Quintets in P: probabilistic theory of the five-phase structure invariant in the space group P

It is assumed that a crystal structure in P is fixed and that the 15 non-negative numbers R₁, R₂, R₃, R₄, R₅; R₁₂, R₁₃, R₁₄, R₁₅, R₂₃, R₂₄, R₂₅, R₃₄, R₃₅, R₄₅ are also specified.
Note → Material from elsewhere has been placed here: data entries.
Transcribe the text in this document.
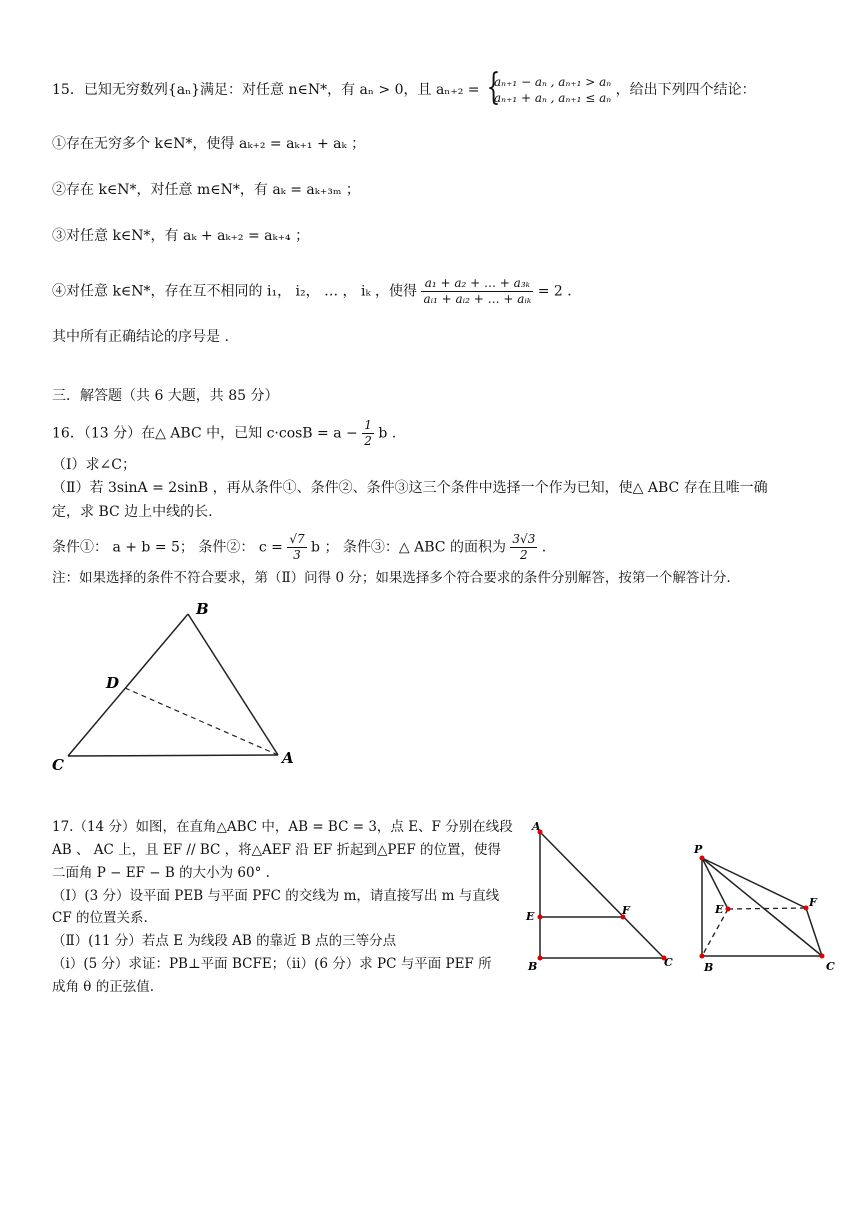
15．已知无穷数列{aₙ}满足：对任意 n∈N*，有 aₙ > 0，且 aₙ₊₂ =
{ aₙ₊₁ − aₙ , aₙ₊₁ > aₙ
aₙ₊₁ + aₙ , aₙ₊₁ ≤ aₙ ，给出下列四个结论：
①存在无穷多个 k∈N*，使得 aₖ₊₂ = aₖ₊₁ + aₖ ；
②存在 k∈N*，对任意 m∈N*，有 aₖ = aₖ₊₃ₘ ；
③对任意 k∈N*，有 aₖ + aₖ₊₂ = aₖ₊₄ ；
④对任意 k∈N*，存在互不相同的 i₁， i₂， … ， iₖ ，使得 $\frac{\text{a₁ + a₂ + … + a₃ₖ}}{\text{aᵢ₁ + aᵢ₂ + … + aᵢₖ}} = 2$ .
其中所有正确结论的序号是 .
三．解答题（共 6 大题，共 85 分）
16．（13 分）在△ ABC 中，已知 $c\cdot\cos B = a - \frac{1}{2}$ b .
（Ⅰ）求∠C；
（Ⅱ）若 3sinA = 2sinB ，再从条件①、条件②、条件③这三个条件中选择一个作为已知，使△ ABC 存在且唯一确
定，求 BC 边上中线的长.
条件①： a + b = 5； 条件②： $c = \frac{√7}{3}$ b ； 条件③：△ ABC 的面积为 $\frac{3√3}{2}$ .
注：如果选择的条件不符合要求，第（Ⅱ）问得 0 分；如果选择多个符合要求的条件分别解答，按第一个解答计分.
B
D
C	A
17.（14 分）如图，在直角△ABC 中，AB = BC = 3，点 E、F 分别在线段
AB 、 AC 上，且 EF // BC ，将△AEF 沿 EF 折起到△PEF 的位置，使得
二面角 P − EF − B 的大小为 60° .
（Ⅰ）(3 分）设平面 PEB 与平面 PFC 的交线为 m，请直接写出 m 与直线
CF 的位置关系.
（Ⅱ）(11 分）若点 E 为线段 AB 的靠近 B 点的三等分点
（ⅰ）(5 分）求证：PB⊥平面 BCFE；（ⅱ）(6 分）求 PC 与平面 PEF 所
成角 θ 的正弦值.
A
E	F
B	C
P
E
F
B	C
The random vector (h, k, l, m, n) is assumed to be uniformly distributed over the subset of the fivefold Cartesian product W × W × W × W × W of reciprocal space W defined by |E_h| = R₁, |E_k| = R₂, |E_l| = R₃, |E_m| = R₄, |E_n| = R₅; (1) |E_{h + k}| = R₁₂, |E_{h + l}| = R₁₃, |E_{h + m}| = R₁₄, |E_{h + n}| = R₁₅, |E_{k + l}| = R₂₃ |E_{k + m}| = R₂₄, |E_{k + n}| = R₂₅, |E_{l + m}| = R₃₄, |E_{l + m}| = R₃₅, |E_{m + n}| = R₄₅; (2) and h + k + l + m + n = 0. (3) Then the structure invariant (φ = φ_h + φ_k + φ_l + φ_m + φ_n, (4) as a function of the primitive random variables h, k, l, m, n, is itself a random variable, and its conditional probability distribution, given (1) and (2), is derived. The distribution yields reliable estimates for large numbers of quintets φ in terms of the 15 magnitudes (1) and (2).